La vie d'une personne vaut plus que tout. Sauf que la vie de centaines d'autres personnes et que l'avenir de tout un pays. Or c'est bien de cela qu'il est question.

20 ans de négociations n'ont abouti à rien. La stratégie militaire du Président Uribe est en train d'aboutir. Les FARC sont aux abois. Seulement, l'alliance (regrettable de mon point de vue, mais économiquement nécessaire) d'Uribe avec Bush risque fort de lui coûter, demain, le soutien du congrès étasunien dominé par les Démocrates.

Les sympathisants des FARC font flèche de tout bois pour y parvenir, et pour empêcher que le soutien européen ne prenne éventuellement le relais. Pour discréditer Uribe, ils s'appuient sur certaines familles d'otages, en mélangeant d'horribles exécutions de syndicalistes par les para-militaires à des règlements de comptes, encore plus nombreux, entre syndicalistes guérilleros de factions opposées.

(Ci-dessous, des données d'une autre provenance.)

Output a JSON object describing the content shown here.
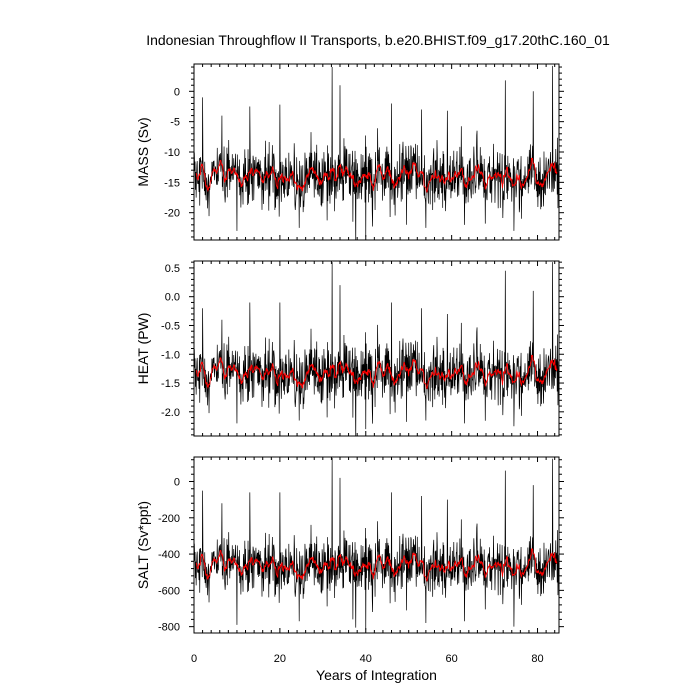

Les syndicalistes européens restent muets sur ces exécutions internes à l'extrême gauche, tandis que les liens passés de certains proches d'Uribe avec les para-militaires sont montés en épingle.

Il a pourtant fait déférer tout le monde en justice !

Les ONG humanitaires lui reprochent des condamnations trop légères (alors que c'était le deal permettant la reddition et le  désarmement des "paras") … mais réclament implicitement des condamnations plus légères encore pour les chefs des FARC, qui refusent toujours ces conditions "trop favorables".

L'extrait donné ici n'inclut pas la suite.